The Pulitzer fact sheet states that "after a three-fourths vote, the prize went to a musical that had not been nominated by the jury." Pulitzer administrator Sig Gissler told the New York Times that the board moved away from the jury's recommendations when a majority vote on one of the three final plays could not be reached.

"I was surprised, but I had to confess, I had a gut feeling that they might end up going their own way," Rooney explained of the April 12 Pulitzer announcement. "If you look at the history, particularly in recent years, I think it's very clear that things that are actually on the boards and playing in New York have a better chance." He continued, "Any of us who cover theatre know that the nature of theatre itself is that you are there, you are experiencing it, you have a direct emotional impact. Whatever they're seeing physically represented on a stage in front of them has a greater emotional impact than something they're reading on the page. Seeing it on the stage [is seeing it] in its intended form. Aside from the people on the board who saw the Sarah Ruhl play during its Broadway run, or perhaps who saw the Chicago or L.A. productions of the other two short-listed titles, no one is experiencing the play fully as it was intended. So, Next to Normal already has a huge advantage there. As did other things they might have seen in New York, The Orphans' Home Cycle, Next Fall."

"I think that creates some kind of disparity," Rooney said. "I'm certainly not saying the board was wrong."

When asked if the jury and board should reconsider how they evaluate the drama submissions, Rooney responded, "If you look down the disciplines that the Pulitzer acknowledges and rewards, theatre is really the only one that is so penalized by the limitations of just appreciating it on the page. Photography, journalism, fiction, poetry, everything else, the jury whittles down to their shortlist of three, hands that shortlist onto the board, and the board gets to appreciate that shortlist to its fullest extent. Whereas in theatre, the jury wades through the scripts and the productions they've seen, passes those onto the board and the board [is] then forced to consider a play and to think in their head how that play would work on stage. Often, the majority of the board members are not people with direct experience at reading and interpreting plays and gauging what is going to work on stage. So, I think something that they actually go and see a production of has a clear advantage."

Rooney agreed with McNulty's sentiments in the April 13 response in the L.A. Times to the Pulitzer board's decision: "I think Charlie is right in thinking that you hire a jury to do a job to be supportive of their area of expertise and then to kind of disregard that because no one really got it on the page [is disappointing]... I'm thrilled at least that a prize was awarded and that it was a musical that had been in our discussions. So, I would have been very upset if we had put in all the work and they had made the decision not to give a prize this year. So, I'm less upset about it being Next to Normal, though it would not have been my choice."

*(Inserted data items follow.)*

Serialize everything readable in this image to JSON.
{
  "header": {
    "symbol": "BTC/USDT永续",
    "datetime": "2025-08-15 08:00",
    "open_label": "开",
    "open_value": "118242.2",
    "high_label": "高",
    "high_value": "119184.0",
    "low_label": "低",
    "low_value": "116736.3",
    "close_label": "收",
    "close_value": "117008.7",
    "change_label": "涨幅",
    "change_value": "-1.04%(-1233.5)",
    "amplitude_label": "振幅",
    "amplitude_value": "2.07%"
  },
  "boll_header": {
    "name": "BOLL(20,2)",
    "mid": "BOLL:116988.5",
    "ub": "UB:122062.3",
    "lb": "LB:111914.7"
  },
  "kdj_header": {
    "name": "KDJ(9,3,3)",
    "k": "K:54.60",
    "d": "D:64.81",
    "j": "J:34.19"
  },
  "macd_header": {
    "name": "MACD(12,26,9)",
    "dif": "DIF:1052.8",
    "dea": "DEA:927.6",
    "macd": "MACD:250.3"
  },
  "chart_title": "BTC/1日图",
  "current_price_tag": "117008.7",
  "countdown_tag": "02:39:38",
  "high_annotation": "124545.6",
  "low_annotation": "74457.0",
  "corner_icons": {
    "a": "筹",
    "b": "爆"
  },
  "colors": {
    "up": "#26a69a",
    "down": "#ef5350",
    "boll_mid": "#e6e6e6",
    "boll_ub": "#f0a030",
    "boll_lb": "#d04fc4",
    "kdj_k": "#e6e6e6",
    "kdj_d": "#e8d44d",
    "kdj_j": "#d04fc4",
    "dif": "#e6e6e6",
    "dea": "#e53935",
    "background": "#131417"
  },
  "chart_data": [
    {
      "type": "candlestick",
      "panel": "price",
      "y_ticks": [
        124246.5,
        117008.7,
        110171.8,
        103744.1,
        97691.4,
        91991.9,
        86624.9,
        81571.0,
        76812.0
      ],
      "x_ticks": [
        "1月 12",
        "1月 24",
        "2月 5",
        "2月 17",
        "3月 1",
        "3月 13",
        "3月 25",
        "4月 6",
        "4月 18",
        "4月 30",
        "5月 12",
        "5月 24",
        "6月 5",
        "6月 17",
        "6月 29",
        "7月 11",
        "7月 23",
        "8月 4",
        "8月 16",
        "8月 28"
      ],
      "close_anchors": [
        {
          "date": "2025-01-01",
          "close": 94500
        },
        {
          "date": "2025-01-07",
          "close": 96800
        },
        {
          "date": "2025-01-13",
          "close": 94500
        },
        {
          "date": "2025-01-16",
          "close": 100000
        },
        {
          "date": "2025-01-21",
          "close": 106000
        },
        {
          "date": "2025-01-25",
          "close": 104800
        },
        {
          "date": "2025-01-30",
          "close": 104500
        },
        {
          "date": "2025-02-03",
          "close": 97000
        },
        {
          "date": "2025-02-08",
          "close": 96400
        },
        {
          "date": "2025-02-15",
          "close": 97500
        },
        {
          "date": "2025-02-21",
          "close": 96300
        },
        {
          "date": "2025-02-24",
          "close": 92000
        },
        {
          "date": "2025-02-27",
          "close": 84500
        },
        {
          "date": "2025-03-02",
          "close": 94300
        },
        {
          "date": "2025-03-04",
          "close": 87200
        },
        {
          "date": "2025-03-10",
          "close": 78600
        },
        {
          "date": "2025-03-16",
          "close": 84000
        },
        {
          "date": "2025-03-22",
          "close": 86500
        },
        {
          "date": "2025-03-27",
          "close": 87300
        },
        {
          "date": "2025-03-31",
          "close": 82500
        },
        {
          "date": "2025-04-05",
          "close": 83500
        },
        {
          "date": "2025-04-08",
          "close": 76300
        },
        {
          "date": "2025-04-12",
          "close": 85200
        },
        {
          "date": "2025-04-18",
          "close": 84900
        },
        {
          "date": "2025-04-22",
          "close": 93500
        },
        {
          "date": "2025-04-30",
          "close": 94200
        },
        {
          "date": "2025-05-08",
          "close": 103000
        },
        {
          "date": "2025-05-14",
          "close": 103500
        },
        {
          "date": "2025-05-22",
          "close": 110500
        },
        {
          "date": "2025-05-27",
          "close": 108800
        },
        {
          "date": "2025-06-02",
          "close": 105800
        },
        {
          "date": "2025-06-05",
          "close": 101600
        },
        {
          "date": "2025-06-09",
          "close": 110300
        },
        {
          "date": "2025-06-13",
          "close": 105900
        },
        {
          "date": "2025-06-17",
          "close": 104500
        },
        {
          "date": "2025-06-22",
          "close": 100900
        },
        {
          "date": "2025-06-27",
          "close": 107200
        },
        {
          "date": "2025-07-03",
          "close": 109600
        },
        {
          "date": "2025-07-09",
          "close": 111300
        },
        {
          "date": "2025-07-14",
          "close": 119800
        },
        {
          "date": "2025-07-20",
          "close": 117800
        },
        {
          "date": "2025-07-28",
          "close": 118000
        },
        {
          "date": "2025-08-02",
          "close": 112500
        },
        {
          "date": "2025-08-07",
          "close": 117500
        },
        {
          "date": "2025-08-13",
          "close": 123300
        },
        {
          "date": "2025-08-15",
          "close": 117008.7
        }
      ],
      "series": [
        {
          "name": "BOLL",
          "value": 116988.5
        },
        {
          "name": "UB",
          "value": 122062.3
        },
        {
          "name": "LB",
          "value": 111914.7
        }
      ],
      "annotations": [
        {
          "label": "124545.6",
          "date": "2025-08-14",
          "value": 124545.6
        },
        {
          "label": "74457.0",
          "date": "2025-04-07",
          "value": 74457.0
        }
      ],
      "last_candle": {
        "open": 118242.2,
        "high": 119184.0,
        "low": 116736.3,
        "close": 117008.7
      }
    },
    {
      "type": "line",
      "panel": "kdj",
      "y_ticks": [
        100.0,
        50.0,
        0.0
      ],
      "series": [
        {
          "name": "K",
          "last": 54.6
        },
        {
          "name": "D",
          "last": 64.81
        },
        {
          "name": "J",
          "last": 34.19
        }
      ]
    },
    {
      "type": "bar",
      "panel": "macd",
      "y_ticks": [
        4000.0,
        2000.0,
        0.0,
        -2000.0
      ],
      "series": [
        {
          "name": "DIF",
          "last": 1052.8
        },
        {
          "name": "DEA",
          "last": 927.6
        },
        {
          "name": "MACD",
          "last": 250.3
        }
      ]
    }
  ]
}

However, Rooney noted that the musical about a family struggling to survive the ravages of mental illness, penned by Tom Kitt and Brian Yorkey, "does have dramatic integrity. The part of me that is a big Broadway supporter and likes to see people pushing the boundaries of musicals is thrilled that a musical gets the prize. It doesn't happen very often in the Pulitzers, and whether or not I agree with it a hundred percent is one thing, but I think it's great for Broadway and great for producers to see that there is some reward there in experimenting in new forms and risky subject matter on Broadway that maybe 10 years ago everyone would have said, 'There's no way that could have had a Broadway life.'

"I think more and more we're seeing people push the boundaries on that with Spring Awakening and Next to Normal and Passing Strange and Grey Gardens. Not all of them worked commercially, but they all continue to push the idea of what a musical is and what kind of audience it can reach. And I think to that end, I applaud the fact that they recognized a show that wasn't a slam dunk commercially."